К вечеру Настасья решительно вышла из дома. Навстречу ей попались две дамы, судя теперь не столько по одежде, сколько по общему облику, из бывших: полная и не очень. Та, что пополнее отчаянно грызла ногти. Обе проводили Ртищеву долгим взглядом, который она ощутила и даже повернулась к ним. Обе смутились и тут же поспешили прочь. Когда Ртищева вошла в полутёмное помещение ресторана, или попросту - питейного заведения не первой свежести, её обдал противный кислый душок и чувство промозглой сырости. Подняв глаза, она тут же встретила его прямой вызывающе-галантный взгляд из-под дуги чёрных бровей.
- Несказанно рад Вас здесь видеть, Настасья Николавна, присаживайтесь. Я знал, что Вы рано, или поздно придёте, - Валет оскалил чисто белые ровные зубы, что можно было встретить не часто и в его годы.
- Вы очень уж уверены в себе, Олег... Вы не упомянули своё отчество... – ответила Настасья, отбросив минутную завороженность его очами.
- Пустое. Просто Олег. Мне так приятнее. Мы с Вами ещё молоды. Место здесь, конечно, не для такой дамы, как Вы. Вы уж простите. Но заходить в места рангом повыше опасаюсь. Там можно в наше время нарваться на чекистов и прочую шваль, - Олег пригладил свой и без того безупречный английский пробор.
- А Вы не боитесь, что и стены имеют здесь уши?
- Нет. Я мало чего боюсь. Жизнь такая.
- От чего же Вы, позвольте спросить, не на юге или востоке, где опаснее, но достойнее для мужчины сегодня? Мне кажется, что лишь там подобает находиться сейчас уважающему себя храброму человеку Ваших лет.

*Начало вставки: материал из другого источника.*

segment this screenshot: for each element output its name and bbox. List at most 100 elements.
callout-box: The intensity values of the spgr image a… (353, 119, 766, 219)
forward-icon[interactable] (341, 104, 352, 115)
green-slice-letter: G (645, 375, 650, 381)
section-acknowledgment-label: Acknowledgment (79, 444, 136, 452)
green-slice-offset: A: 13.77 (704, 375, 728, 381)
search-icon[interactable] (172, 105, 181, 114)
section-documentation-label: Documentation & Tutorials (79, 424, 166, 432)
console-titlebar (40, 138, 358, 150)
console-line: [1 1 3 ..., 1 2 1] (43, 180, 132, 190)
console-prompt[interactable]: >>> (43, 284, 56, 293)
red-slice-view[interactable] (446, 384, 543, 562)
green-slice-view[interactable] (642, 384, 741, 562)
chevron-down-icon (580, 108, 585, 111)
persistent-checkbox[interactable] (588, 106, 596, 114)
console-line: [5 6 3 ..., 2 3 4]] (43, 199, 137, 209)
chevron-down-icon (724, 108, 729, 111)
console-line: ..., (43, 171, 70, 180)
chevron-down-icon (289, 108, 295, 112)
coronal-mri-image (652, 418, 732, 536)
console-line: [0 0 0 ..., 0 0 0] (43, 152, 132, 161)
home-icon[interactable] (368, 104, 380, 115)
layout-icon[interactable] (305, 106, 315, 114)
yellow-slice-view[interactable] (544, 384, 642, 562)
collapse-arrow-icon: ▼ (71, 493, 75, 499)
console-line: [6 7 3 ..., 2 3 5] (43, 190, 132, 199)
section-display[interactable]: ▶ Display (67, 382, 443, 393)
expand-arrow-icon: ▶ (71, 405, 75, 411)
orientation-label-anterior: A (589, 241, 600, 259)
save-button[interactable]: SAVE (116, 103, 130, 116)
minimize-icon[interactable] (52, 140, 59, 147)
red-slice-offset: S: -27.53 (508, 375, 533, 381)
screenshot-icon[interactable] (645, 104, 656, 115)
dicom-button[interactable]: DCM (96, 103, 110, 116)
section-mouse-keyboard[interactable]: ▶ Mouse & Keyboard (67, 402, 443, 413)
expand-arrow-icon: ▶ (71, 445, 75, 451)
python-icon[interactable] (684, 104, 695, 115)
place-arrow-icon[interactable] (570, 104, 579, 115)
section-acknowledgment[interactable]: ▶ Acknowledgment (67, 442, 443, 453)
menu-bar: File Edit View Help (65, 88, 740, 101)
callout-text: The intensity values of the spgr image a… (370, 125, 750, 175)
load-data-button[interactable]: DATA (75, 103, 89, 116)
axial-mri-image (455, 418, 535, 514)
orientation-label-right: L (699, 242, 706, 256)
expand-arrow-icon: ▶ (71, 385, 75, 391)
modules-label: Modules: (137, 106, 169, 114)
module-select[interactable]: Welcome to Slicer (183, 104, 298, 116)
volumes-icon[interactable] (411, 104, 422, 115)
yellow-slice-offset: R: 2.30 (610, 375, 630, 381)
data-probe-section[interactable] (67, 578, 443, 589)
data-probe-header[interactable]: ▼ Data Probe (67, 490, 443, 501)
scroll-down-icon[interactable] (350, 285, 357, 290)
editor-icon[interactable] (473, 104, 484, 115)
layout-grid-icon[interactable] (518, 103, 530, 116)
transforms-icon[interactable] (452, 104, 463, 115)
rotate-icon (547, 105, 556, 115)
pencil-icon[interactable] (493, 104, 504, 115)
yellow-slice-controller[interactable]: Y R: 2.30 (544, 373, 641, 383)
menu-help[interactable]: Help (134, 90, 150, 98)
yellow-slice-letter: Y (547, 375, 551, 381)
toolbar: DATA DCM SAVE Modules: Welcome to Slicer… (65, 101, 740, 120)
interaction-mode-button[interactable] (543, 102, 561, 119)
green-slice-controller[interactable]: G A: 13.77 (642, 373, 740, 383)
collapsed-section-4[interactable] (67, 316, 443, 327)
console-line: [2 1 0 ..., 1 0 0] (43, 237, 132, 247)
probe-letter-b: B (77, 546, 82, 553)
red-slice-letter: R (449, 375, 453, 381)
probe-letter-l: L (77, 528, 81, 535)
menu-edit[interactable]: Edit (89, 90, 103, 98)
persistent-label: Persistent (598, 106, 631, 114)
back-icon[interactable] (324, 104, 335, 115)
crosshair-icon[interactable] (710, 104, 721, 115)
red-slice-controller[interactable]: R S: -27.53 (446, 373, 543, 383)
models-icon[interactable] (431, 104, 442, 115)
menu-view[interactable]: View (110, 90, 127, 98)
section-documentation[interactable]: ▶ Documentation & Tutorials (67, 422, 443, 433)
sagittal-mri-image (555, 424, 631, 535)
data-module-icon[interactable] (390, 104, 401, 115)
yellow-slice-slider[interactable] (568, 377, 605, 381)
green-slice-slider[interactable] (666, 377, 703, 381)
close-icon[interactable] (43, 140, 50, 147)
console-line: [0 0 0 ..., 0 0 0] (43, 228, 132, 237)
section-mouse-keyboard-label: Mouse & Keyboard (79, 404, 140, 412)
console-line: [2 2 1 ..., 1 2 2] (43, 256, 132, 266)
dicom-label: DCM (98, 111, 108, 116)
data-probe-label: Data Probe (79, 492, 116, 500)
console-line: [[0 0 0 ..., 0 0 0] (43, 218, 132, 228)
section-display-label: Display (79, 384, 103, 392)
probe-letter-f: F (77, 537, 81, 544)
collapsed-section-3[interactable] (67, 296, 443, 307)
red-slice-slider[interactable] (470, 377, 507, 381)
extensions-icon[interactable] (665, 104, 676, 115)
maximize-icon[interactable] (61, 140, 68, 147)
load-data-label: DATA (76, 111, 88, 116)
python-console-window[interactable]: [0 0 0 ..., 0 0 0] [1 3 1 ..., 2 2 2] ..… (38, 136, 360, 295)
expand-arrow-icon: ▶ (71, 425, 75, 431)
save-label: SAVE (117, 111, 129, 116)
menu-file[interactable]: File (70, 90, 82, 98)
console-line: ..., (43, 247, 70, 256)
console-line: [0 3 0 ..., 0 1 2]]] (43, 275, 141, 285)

- А я вне политики, Настасья Николаевна. Был призван в пятнадцатом и этого мне вполне хватило. Давайте не будем о грустном. Позвольте налить Вам шампанского из старых запасов. Здесь убогая обстановка, но имеется не только одна водка. Есть и зубровка старорежимная. Ведь это просто чудо, что в прекрасном некогда городе, ставшем адом, есть места, где вам нальют настоящее шампанское. Разве не так? Кьянти, увы, теперь не подают. В заведениях попроще нынешние посетители требуют пива и, непременно, тёплого. От него скорее развозит. Появилась присказка: «холодное пиво и пиво без капли водки пьют одни пижоны».
- Хорошо. Один бокал.
- Вы не курите, очаровательная Настасья Николаевна?
- Никогда.
- Очень жаль. Порою длинная тонкая папироса украшает даму. Позволите тогда мне одному?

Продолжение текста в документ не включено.